特にブロックチェーンは、銀行業界にとって極めて重要な技術だ。
「テクノロジービジョン2018」では、今後3年間で自社にとって重要になる技術にブロックチェーンとスマート・コントラクトを挙げた回答者の割合は、銀行業界が最も高かった(他業界の平均が60%であったのに対し、銀行業界は71%)。
加えて銀行の上級役職者は、平均2.6年後には自行内で業務用のブロックチェーン・システムが始動し、将来的には自行の従来の基幹システムはコスト効率に優れたブロックチェーン・システムに置き換わるであろうと考えているという。

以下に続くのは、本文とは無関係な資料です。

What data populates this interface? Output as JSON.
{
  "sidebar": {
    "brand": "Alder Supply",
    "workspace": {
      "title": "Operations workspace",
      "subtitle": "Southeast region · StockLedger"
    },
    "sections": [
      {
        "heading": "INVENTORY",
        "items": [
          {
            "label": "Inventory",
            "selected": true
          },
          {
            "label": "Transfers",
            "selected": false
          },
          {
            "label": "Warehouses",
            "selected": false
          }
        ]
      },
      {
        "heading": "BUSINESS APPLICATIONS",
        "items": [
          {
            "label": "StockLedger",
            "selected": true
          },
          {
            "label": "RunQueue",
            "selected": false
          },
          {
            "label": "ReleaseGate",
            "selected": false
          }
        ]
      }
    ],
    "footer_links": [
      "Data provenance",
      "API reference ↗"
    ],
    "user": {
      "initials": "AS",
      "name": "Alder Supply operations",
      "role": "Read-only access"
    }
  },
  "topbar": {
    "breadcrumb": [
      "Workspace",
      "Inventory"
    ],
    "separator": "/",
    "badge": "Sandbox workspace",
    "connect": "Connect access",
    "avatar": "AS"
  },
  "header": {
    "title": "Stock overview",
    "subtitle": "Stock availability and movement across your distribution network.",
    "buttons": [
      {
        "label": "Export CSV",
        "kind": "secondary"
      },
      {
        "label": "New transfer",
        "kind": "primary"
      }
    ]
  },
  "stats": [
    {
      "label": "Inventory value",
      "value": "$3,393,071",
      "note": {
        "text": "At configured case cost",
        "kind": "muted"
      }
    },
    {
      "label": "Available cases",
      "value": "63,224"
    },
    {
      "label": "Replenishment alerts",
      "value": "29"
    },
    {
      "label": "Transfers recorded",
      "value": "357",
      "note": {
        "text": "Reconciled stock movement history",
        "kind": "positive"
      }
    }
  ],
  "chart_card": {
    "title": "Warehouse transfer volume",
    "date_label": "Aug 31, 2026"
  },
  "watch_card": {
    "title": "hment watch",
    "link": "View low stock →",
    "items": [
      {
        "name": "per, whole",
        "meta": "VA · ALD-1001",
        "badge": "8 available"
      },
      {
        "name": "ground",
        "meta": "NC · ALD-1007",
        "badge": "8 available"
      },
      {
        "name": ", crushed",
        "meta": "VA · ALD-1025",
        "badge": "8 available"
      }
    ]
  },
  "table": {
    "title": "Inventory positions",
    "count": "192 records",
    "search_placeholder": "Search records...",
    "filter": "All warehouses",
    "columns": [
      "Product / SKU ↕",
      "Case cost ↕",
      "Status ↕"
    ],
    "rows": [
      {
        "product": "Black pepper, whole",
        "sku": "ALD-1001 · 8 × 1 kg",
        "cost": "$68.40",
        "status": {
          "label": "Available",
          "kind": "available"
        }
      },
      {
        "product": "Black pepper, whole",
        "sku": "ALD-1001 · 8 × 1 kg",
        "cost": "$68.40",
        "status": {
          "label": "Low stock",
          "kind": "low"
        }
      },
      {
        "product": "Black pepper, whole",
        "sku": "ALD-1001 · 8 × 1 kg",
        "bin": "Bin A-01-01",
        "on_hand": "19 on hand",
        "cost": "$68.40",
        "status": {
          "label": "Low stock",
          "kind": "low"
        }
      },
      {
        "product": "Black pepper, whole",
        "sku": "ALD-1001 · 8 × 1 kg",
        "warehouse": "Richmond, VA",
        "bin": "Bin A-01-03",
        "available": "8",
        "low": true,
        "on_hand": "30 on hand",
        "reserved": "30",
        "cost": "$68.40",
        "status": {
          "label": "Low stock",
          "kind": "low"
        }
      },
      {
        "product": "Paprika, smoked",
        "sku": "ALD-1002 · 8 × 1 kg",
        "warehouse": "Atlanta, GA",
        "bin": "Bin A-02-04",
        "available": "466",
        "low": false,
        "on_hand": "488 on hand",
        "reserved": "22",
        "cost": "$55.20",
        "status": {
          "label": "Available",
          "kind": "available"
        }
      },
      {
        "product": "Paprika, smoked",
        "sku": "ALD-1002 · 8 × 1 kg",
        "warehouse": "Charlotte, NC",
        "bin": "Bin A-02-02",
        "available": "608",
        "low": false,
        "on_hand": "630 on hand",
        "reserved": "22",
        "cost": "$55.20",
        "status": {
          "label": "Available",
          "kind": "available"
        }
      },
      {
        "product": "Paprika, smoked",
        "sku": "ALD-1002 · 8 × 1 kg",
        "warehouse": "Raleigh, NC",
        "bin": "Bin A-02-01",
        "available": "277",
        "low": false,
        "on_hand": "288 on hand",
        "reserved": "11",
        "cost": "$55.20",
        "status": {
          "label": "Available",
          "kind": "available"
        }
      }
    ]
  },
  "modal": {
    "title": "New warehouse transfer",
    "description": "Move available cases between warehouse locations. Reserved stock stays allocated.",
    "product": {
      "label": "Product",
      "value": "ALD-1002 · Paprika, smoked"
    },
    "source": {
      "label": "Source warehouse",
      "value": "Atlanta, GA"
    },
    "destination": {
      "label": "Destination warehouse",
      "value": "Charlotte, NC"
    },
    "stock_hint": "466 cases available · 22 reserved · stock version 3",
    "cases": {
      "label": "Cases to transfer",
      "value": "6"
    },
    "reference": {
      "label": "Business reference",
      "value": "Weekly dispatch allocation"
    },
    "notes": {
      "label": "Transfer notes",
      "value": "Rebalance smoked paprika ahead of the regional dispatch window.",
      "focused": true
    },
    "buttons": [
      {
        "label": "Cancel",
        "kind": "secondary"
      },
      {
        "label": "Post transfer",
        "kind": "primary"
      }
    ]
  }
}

ブロックチェーン・システムの最大の特徴は「改ざんが極めて困難」という点だ。データ管理が重要な銀行で重視されるのは、当然のことかもしれない。
早急に取り組むべきデータの検証・評価
銀行の94%が自行で保有するデータを信頼しているものの、約半数がデータ品質の検証や確認を十分に行っていないというのは問題だろう。
アクセンチュアのシニア マネジング・ディレクターで銀行グループの責任者であるアラン・マッキンタイヤー氏も「銀行にとってデータの検証・評価は早急に取り組むべき極めて重要な課題の1つだ」と提言している。
なぜなら、データの履歴の検証や使用状況を理解し、それら検証データを適切に保護・保守することで、銀行は間違った知見や偏った判断を下すリスクから回避されるからだ。銀行も今、大きな岐路に立たせられている。